Summary: There’s no question—this passage covers one of the most significant events in history. It’s the founding of the first great Gentile church
MAR 24 2013PM God’s Pattern for All Churches
Acts 11: 19-30
There’s no question—this passage covers one of the most significant events in history. It’s the founding of the first great Gentile church. The church was founded under God’s sovereignty, control and will. The church is set forth very simply, yet as a dynamic pattern for all churches and believer to copy.
The bulk of tonight’s passage takes place in Antioch. Antioch was the 3rd greatest city of the Roman world, following only Rome and Alexandria in size and importance. The city had over ½ million citizens. The city was dominated by Greek culture and language but it had a large Syrian and Jewish population. It was tolerant of all religions. But it was the home of the great temple of Daphne, which was the worship of an immoral god. The prophetesses of the temple were sacred prostitutes. (Oxymoron)
Through all that, however, Antioch was important to Christian history. It was the city of the first great Christian church among Gentiles. It was the city and church from which the first worldwide missionaries were sent. Christianity was launched from Antioch through a great mission thrust. Antioch was the church where believers were first called “Christians.”
In verses 19-21 we see the church was born. This tells us what happened to the believers who were forced to flee Jerusalem after the death of Stephen. Saul had launched a persecution against them, trying to stamp out the name of Christ. They were scattered everywhere; Phoenicia, which includes the cities of Tyre and Sidon; Cyprus; and Antioch. But even though they were scattered, they still preached Christ. There wasn’t an area not touched by the gospel. Wherever the believers went, they shared Christ. But the focus is on Antioch.
The church was born through lay believers, through their witnessing. Some believers witnessed to the Jews only, but other believers witnessed to the Gentiles in Antioch.
But the church was really born through the Lord’s hand, by His sovereignty and control. God overruled all the trials and opposition and caused the church to be born. God overruled the persecution. He overruled the fear and trauma of the believers who were having to flee for their lives. God even overruled the pleasure madness and sins of Antioch. He overruled and stirred the believers to witness and preach Christ despite all the trials and opposition. God caused the church to be born.

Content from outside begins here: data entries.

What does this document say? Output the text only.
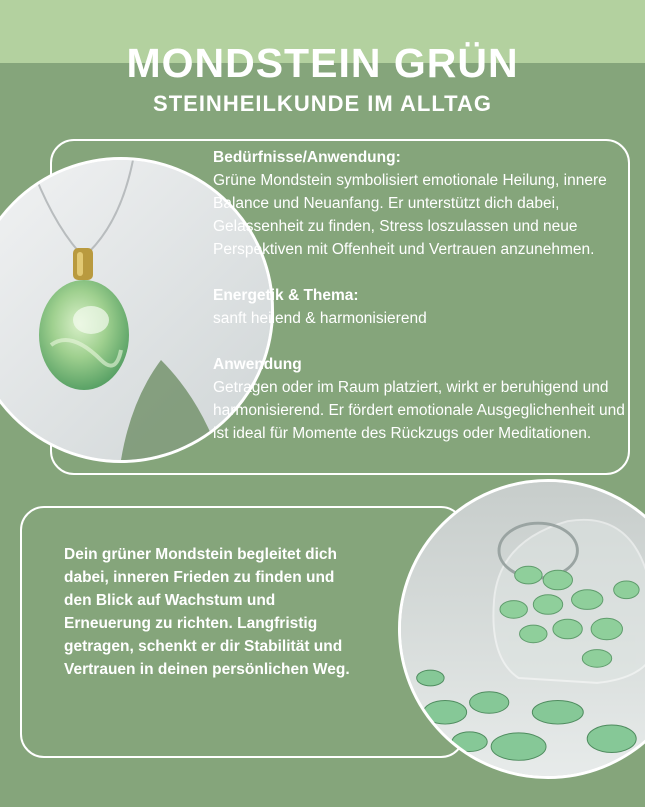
MONDSTEIN GRÜN
STEINHEILKUNDE IM ALLTAG

Bedürfnisse/Anwendung:

Grüne Mondstein symbolisiert emotionale Heilung, innere Balance und Neuanfang. Er unterstützt dich dabei, Gelassenheit zu finden, Stress loszulassen und neue Perspektiven mit Offenheit und Vertrauen anzunehmen.

Energetik & Thema:

sanft heilend & harmonisierend

Anwendung

Getragen oder im Raum platziert, wirkt er beruhigend und harmonisierend. Er fördert emotionale Ausgeglichenheit und ist ideal für Momente des Rückzugs oder Meditationen.

Dein grüner Mondstein begleitet dich dabei, inneren Frieden zu finden und den Blick auf Wachstum und Erneuerung zu richten. Langfristig getragen, schenkt er dir Stabilität und Vertrauen in deinen persönlichen Weg.
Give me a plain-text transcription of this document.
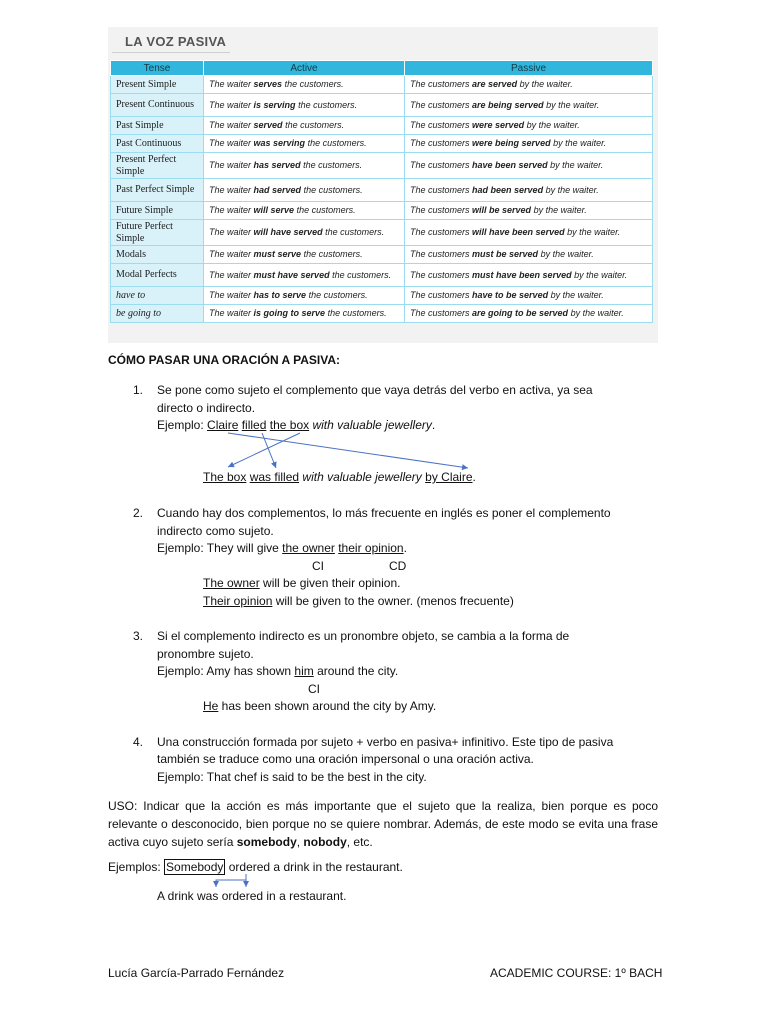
LA VOZ PASIVA
Tense	Active	Passive
Present Simple	The waiter serves the customers.	The customers are served by the waiter.
Present Continuous	The waiter is serving the customers.	The customers are being served by the waiter.
Past Simple	The waiter served the customers.	The customers were served by the waiter.
Past Continuous	The waiter was serving the customers.	The customers were being served by the waiter.
Present Perfect Simple	The waiter has served the customers.	The customers have been served by the waiter.
Past Perfect Simple	The waiter had served the customers.	The customers had been served by the waiter.
Future Simple	The waiter will serve the customers.	The customers will be served by the waiter.
Future Perfect Simple	The waiter will have served the customers.	The customers will have been served by the waiter.
Modals	The waiter must serve the customers.	The customers must be served by the waiter.
Modal Perfects	The waiter must have served the customers.	The customers must have been served by the waiter.
have to	The waiter has to serve the customers.	The customers have to be served by the waiter.
be going to	The waiter is going to serve the customers.	The customers are going to be served by the waiter.
CÓMO PASAR UNA ORACIÓN A PASIVA:
1. Se pone como sujeto el complemento que vaya detrás del verbo en activa, ya sea
directo o indirecto.
Ejemplo: Claire filled the box with valuable jewellery.
The box was filled with valuable jewellery by Claire.
2. Cuando hay dos complementos, lo más frecuente en inglés es poner el complemento
indirecto como sujeto.
Ejemplo: They will give the owner their opinion.
CI	CD
The owner will be given their opinion.
Their opinion will be given to the owner. (menos frecuente)
3. Si el complemento indirecto es un pronombre objeto, se cambia a la forma de
pronombre sujeto.
Ejemplo: Amy has shown him around the city.
CI
He has been shown around the city by Amy.
4. Una construcción formada por sujeto + verbo en pasiva+ infinitivo. Este tipo de pasiva
también se traduce como una oración impersonal o una oración activa.
Ejemplo: That chef is said to be the best in the city.
USO: Indicar que la acción es más importante que el sujeto que la realiza, bien porque es poco relevante o desconocido, bien porque no se quiere nombrar. Además, de este modo se evita una frase activa cuyo sujeto sería somebody, nobody, etc.
Ejemplos: Somebody ordered a drink in the restaurant.
A drink was ordered in a restaurant.
Lucía García-Parrado Fernández	ACADEMIC COURSE: 1º BACH
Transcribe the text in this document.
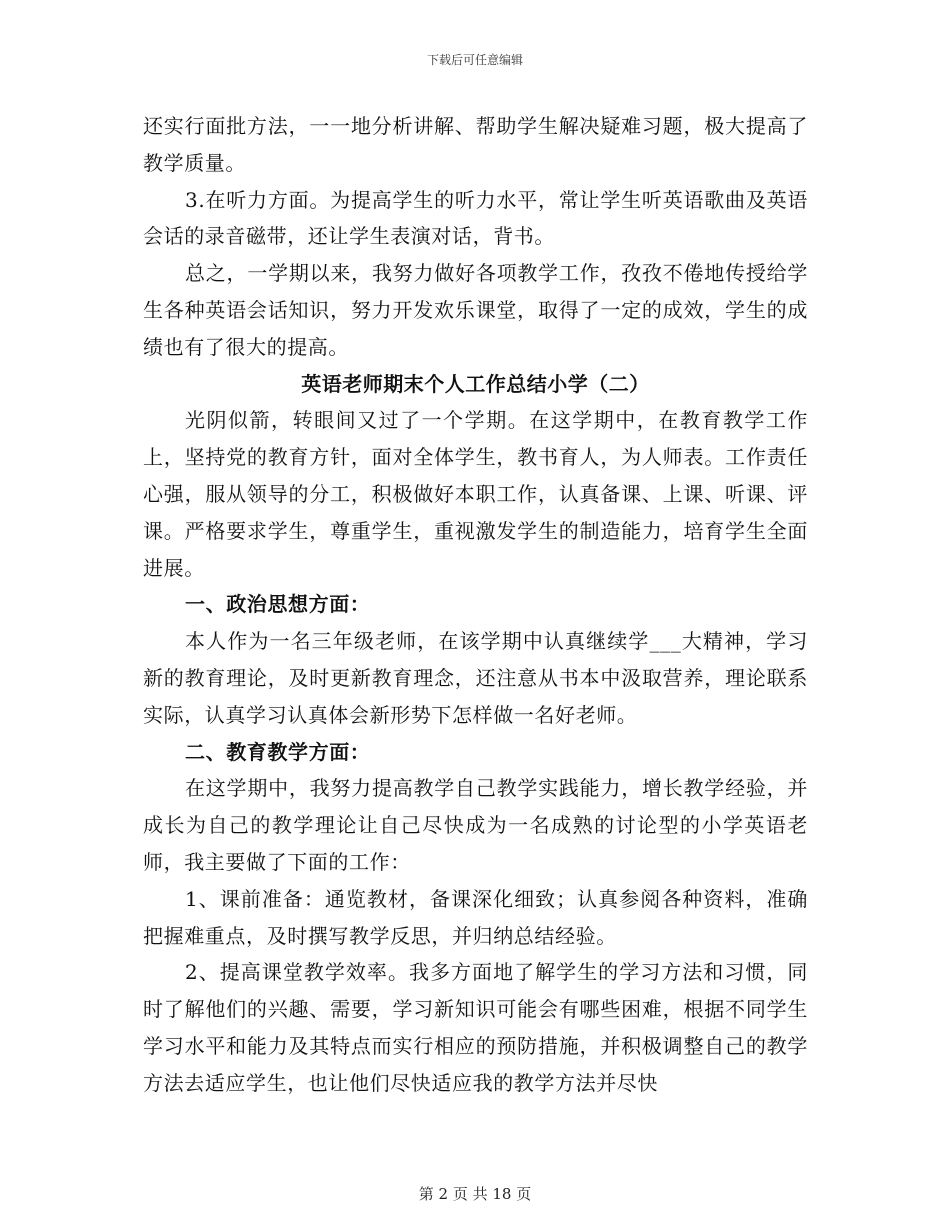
下载后可任意编辑

还实行面批方法，一一地分析讲解、帮助学生解决疑难习题，极大提高了教学质量。

3.在听力方面。为提高学生的听力水平，常让学生听英语歌曲及英语会话的录音磁带，还让学生表演对话，背书。

总之，一学期以来，我努力做好各项教学工作，孜孜不倦地传授给学生各种英语会话知识，努力开发欢乐课堂，取得了一定的成效，学生的成绩也有了很大的提高。

英语老师期末个人工作总结小学（二）

光阴似箭，转眼间又过了一个学期。在这学期中，在教育教学工作上，坚持党的教育方针，面对全体学生，教书育人，为人师表。工作责任心强，服从领导的分工，积极做好本职工作，认真备课、上课、听课、评课。严格要求学生，尊重学生，重视激发学生的制造能力，培育学生全面进展。

一、政治思想方面：

本人作为一名三年级老师，在该学期中认真继续学___大精神，学习新的教育理论，及时更新教育理念，还注意从书本中汲取营养，理论联系实际，认真学习认真体会新形势下怎样做一名好老师。

二、教育教学方面：

在这学期中，我努力提高教学自己教学实践能力，增长教学经验，并成长为自己的教学理论让自己尽快成为一名成熟的讨论型的小学英语老师，我主要做了下面的工作：

1、课前准备：通览教材，备课深化细致；认真参阅各种资料，准确把握难重点，及时撰写教学反思，并归纳总结经验。

2、提高课堂教学效率。我多方面地了解学生的学习方法和习惯，同时了解他们的兴趣、需要，学习新知识可能会有哪些困难，根据不同学生学习水平和能力及其特点而实行相应的预防措施，并积极调整自己的教学方法去适应学生，也让他们尽快适应我的教学方法并尽快

第 2 页 共 18 页
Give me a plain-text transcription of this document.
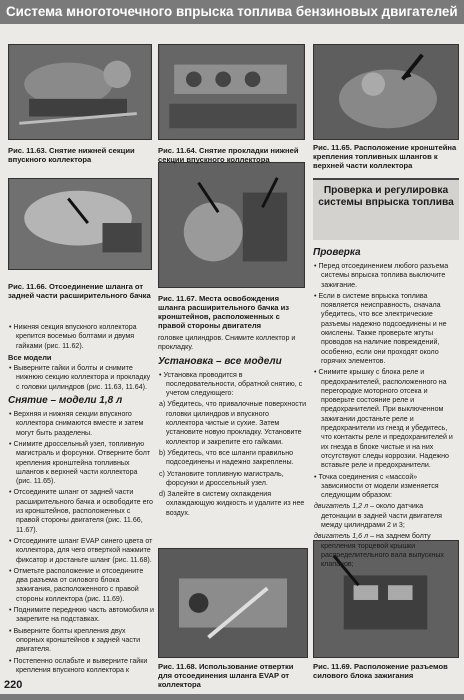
Система многоточечного впрыска топлива бензиновых двигателей
Рис. 11.63. Снятие нижней секции впускного коллектора
Рис. 11.64. Снятие прокладки нижней секции впускного коллектора
Рис. 11.65. Расположение кронштейна крепления топливных шлангов к верхней части коллектора
Рис. 11.66. Отсоединение шланга от задней части расширительного бачка Рис. 11.67. Места освобождения шланга расширительного бачка из кронштейнов, расположенных с правой стороны двигателя
Рис. 11.68. Использование отвертки для отсоединения шланга EVAP от коллектора
Рис. 11.69. Расположение разъемов силового блока зажигания

• Нижняя секция впускного коллектора крепится восемью болтами и двумя гайками (рис. 11.62).

Все модели

• Выверните гайки и болты и снимите нижнюю секцию коллектора и прокладку с головки цилиндров (рис. 11.63, 11.64).

Снятие – модели 1,8 л

• Верхняя и нижняя секции впускного коллектора снимаются вместе и затем могут быть разделены.

• Снимите дроссельный узел, топливную магистраль и форсунки. Отверните болт крепления кронштейна топливных шлангов к верхней части коллектора (рис. 11.65).

• Отсоедините шланг от задней части расширительного бачка и освободите его из кронштейнов, расположенных с правой стороны двигателя (рис. 11.66, 11.67).

• Отсоедините шланг EVAP синего цвета от коллектора, для чего отверткой нажмите фиксатор и достаньте шланг (рис. 11.68).

• Отметьте расположение и отсоедините два разъема от силового блока зажигания, расположенного с правой стороны коллектора (рис. 11.69).

• Поднимите переднюю часть автомобиля и закрепите на подставках.

• Выверните болты крепления двух опорных кронштейнов к задней части двигателя.

• Постепенно ослабьте и выверните гайки крепления впускного коллектора к

головке цилиндров. Снимите коллектор и прокладку.

Установка – все модели

• Установка проводится в последовательности, обратной снятию, с учетом следующего:

а) Убедитесь, что привалочные поверхности головки цилиндров и впускного коллектора чистые и сухие. Затем установите новую прокладку. Установите коллектор и закрепите его гайками.

b) Убедитесь, что все шланги правильно подсоединены и надежно закреплены.

c) Установите топливную магистраль, форсунки и дроссельный узел.

d) Залейте в систему охлаждения охлаждающую жидкость и удалите из нее воздух.

Проверка и регулировка системы впрыска топлива
Проверка

• Перед отсоединением любого разъема системы впрыска топлива выключите зажигание.

• Если в системе впрыска топлива появляется неисправность, сначала убедитесь, что все электрические разъемы надежно подсоединены и не окислены. Также проверьте жгуты проводов на наличие повреждений, особенно, если они проходят около горячих элементов.

• Снимите крышку с блока реле и предохранителей, расположенного на перегородке моторного отсека и проверьте состояние реле и предохранителей. При выключенном зажигании достаньте реле и предохранители из гнезд и убедитесь, что контакты реле и предохранителей и их гнезда в блоке чистые и на них отсутствуют следы коррозии. Надежно вставьте реле и предохранители.

• Точка соединения с «массой» зависимости от модели изменяется следующим образом:

двигатель 1,2 л – около датчика детонации в задней части двигателя между цилиндрами 2 и 3;

двигатель 1,6 л – на заднем болту крепления торцевой крышки распределительного вала выпускных клапанов;

220
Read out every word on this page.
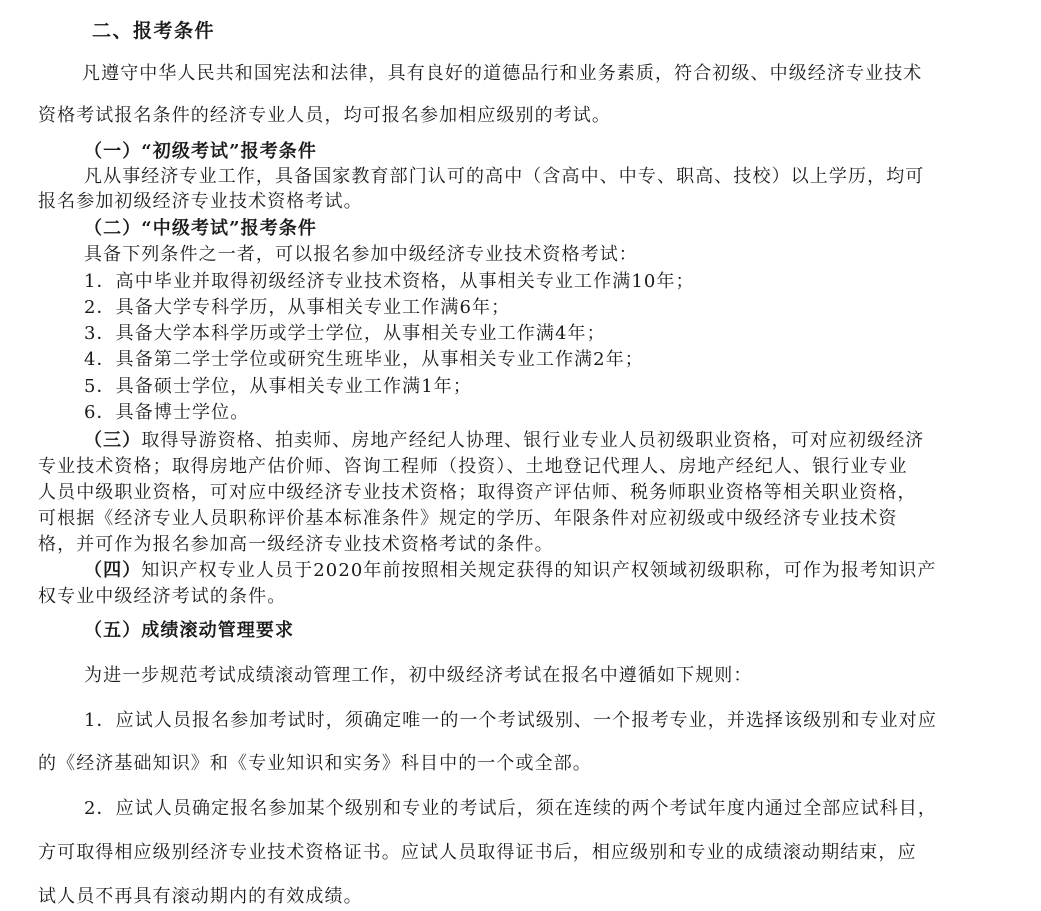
二、报考条件
凡遵守中华人民共和国宪法和法律，具有良好的道德品行和业务素质，符合初级、中级经济专业技术
资格考试报名条件的经济专业人员，均可报名参加相应级别的考试。
（一）“初级考试”报考条件
凡从事经济专业工作，具备国家教育部门认可的高中（含高中、中专、职高、技校）以上学历，均可
报名参加初级经济专业技术资格考试。
（二）“中级考试”报考条件
具备下列条件之一者，可以报名参加中级经济专业技术资格考试：
1．高中毕业并取得初级经济专业技术资格，从事相关专业工作满10年；
2．具备大学专科学历，从事相关专业工作满6年；
3．具备大学本科学历或学士学位，从事相关专业工作满4年；
4．具备第二学士学位或研究生班毕业，从事相关专业工作满2年；
5．具备硕士学位，从事相关专业工作满1年；
6．具备博士学位。
（三）取得导游资格、拍卖师、房地产经纪人协理、银行业专业人员初级职业资格，可对应初级经济
专业技术资格；取得房地产估价师、咨询工程师（投资）、土地登记代理人、房地产经纪人、银行业专业
人员中级职业资格，可对应中级经济专业技术资格；取得资产评估师、税务师职业资格等相关职业资格，
可根据《经济专业人员职称评价基本标准条件》规定的学历、年限条件对应初级或中级经济专业技术资
格，并可作为报名参加高一级经济专业技术资格考试的条件。
（四）知识产权专业人员于2020年前按照相关规定获得的知识产权领域初级职称，可作为报考知识产
权专业中级经济考试的条件。
（五）成绩滚动管理要求
为进一步规范考试成绩滚动管理工作，初中级经济考试在报名中遵循如下规则：
1．应试人员报名参加考试时，须确定唯一的一个考试级别、一个报考专业，并选择该级别和专业对应
的《经济基础知识》和《专业知识和实务》科目中的一个或全部。
2．应试人员确定报名参加某个级别和专业的考试后，须在连续的两个考试年度内通过全部应试科目，
方可取得相应级别经济专业技术资格证书。应试人员取得证书后，相应级别和专业的成绩滚动期结束，应
试人员不再具有滚动期内的有效成绩。
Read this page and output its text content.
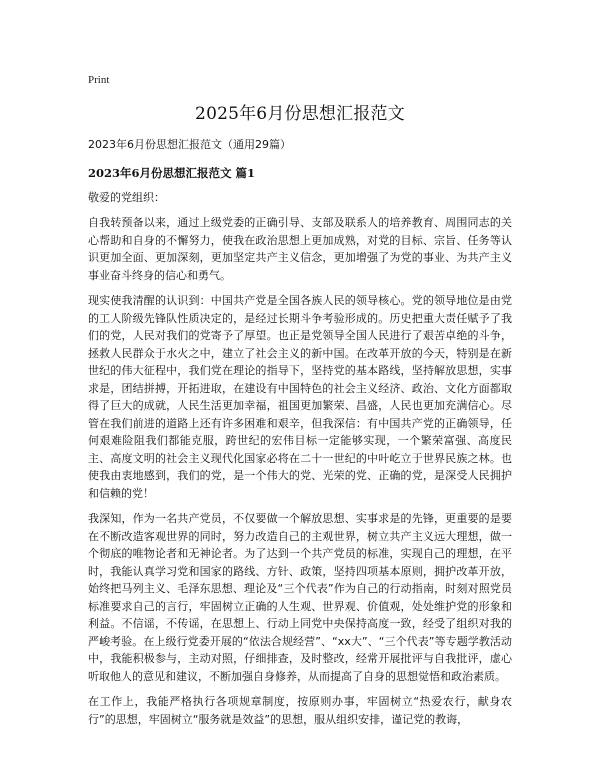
Print
2025年6月份思想汇报范文

2023年6月份思想汇报范文（通用29篇）

2023年6月份思想汇报范文 篇1

敬爱的党组织：

自我转预备以来，通过上级党委的正确引导、支部及联系人的培养教育、周围同志的关心帮助和自身的不懈努力，使我在政治思想上更加成熟，对党的目标、宗旨、任务等认识更加全面、更加深刻，更加坚定共产主义信念，更加增强了为党的事业、为共产主义事业奋斗终身的信心和勇气。

现实使我清醒的认识到：中国共产党是全国各族人民的领导核心。党的领导地位是由党的工人阶级先锋队性质决定的，是经过长期斗争考验形成的。历史把重大责任赋予了我们的党，人民对我们的党寄予了厚望。也正是党领导全国人民进行了艰苦卓绝的斗争，拯救人民群众于水火之中，建立了社会主义的新中国。在改革开放的今天，特别是在新世纪的伟大征程中，我们党在理论的指导下，坚持党的基本路线，坚持解放思想，实事求是，团结拼搏，开拓进取，在建设有中国特色的社会主义经济、政治、文化方面都取得了巨大的成就，人民生活更加幸福，祖国更加繁荣、昌盛，人民也更加充满信心。尽管在我们前进的道路上还有许多困难和艰辛，但我深信：有中国共产党的正确领导，任何艰难险阻我们都能克服，跨世纪的宏伟目标一定能够实现，一个繁荣富强、高度民主、高度文明的社会主义现代化国家必将在二十一世纪的中叶屹立于世界民族之林。也使我由衷地感到，我们的党，是一个伟大的党、光荣的党、正确的党，是深受人民拥护和信赖的党！

我深知，作为一名共产党员，不仅要做一个解放思想、实事求是的先锋，更重要的是要在不断改造客观世界的同时，努力改造自己的主观世界，树立共产主义远大理想，做一个彻底的唯物论者和无神论者。为了达到一个共产党员的标准，实现自己的理想，在平时，我能认真学习党和国家的路线、方针、政策，坚持四项基本原则，拥护改革开放，始终把马列主义、毛泽东思想、理论及“三个代表”作为自己的行动指南，时刻对照党员标准要求自己的言行，牢固树立正确的人生观、世界观、价值观，处处维护党的形象和利益。不信谣，不传谣，在思想上、行动上同党中央保持高度一致，经受了组织对我的严峻考验。在上级行党委开展的“依法合规经营”、“xx大”、“三个代表”等专题学教活动中，我能积极参与，主动对照，仔细排查，及时整改，经常开展批评与自我批评，虚心听取他人的意见和建议，不断加强自身修养，从而提高了自身的思想觉悟和政治素质。

在工作上，我能严格执行各项规章制度，按原则办事，牢固树立“热爱农行，献身农行”的思想，牢固树立“服务就是效益”的思想，服从组织安排，谨记党的教诲，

The result? V. 21. A great number of people believed and turned to the Lord. So the first great Gentile church was born.
READ 22-24. Notice that once the church was established, it wasn’t left to fend for itself. The church was followed up and taught. The mother church heard about the witness of the scattered believers. Remember, both the apostles and the first leaders of the church were still in Jerusalem. Jerusalem was still considered the mother church. It was the church that the scattered churches looked to for leadership. And the mother wanted to help the new churches springing up all around.
Along comes Barnabas. The church at Jerusalem sends Barnabas to Antioch. He was sent so that the new churches would have ministerial help, so that they would be encouraged, and so that they could be taught how to survive and grow as a new church. Barnabas was the right person to send. His name means “encouragement.”
He encouraged them to remain true to the Lord with all their hearts.
His character was just what it should be. He is described as good, upright, just, moral, honorable, and pleasing to God. He was what he should be inwardly and outwardly. He was full of the HS; conscious and aware of the HS’s presence and power. And to tell you the truth, no minister of the gospel, no disciple of the Lord should be any less than Barnabas. As a result of Barnabas and his encouragement, many were added to the Lord.
Here’s the key. A new church will reach people—in fact, any church will reach people when believers are witnessing faithfully, when churches are showing interest in the witnessing of believers elsewhere, and when disciples and ministers are encouraging and demonstrating such godly character.
READ 25& 26. Now the church seeks additional staff. It was too much for one minister to handle. So Barnabas sought help. The focus in these verses seems to show that Barnabas was the one who realized that more help was needed, but surely the church was bound to have sensed the need for additional staff and given its approval. The need was sensed and the decision was made to seek help.
But who should they get that would qualify to be able to handle the church at Antioch? A unique person was needed, a person who not only had a Jewish background, but who knew the Greek language and culture and could relate to both Gentile and Jew alike. The person also needed to be fearless and bold in his witness for Christ.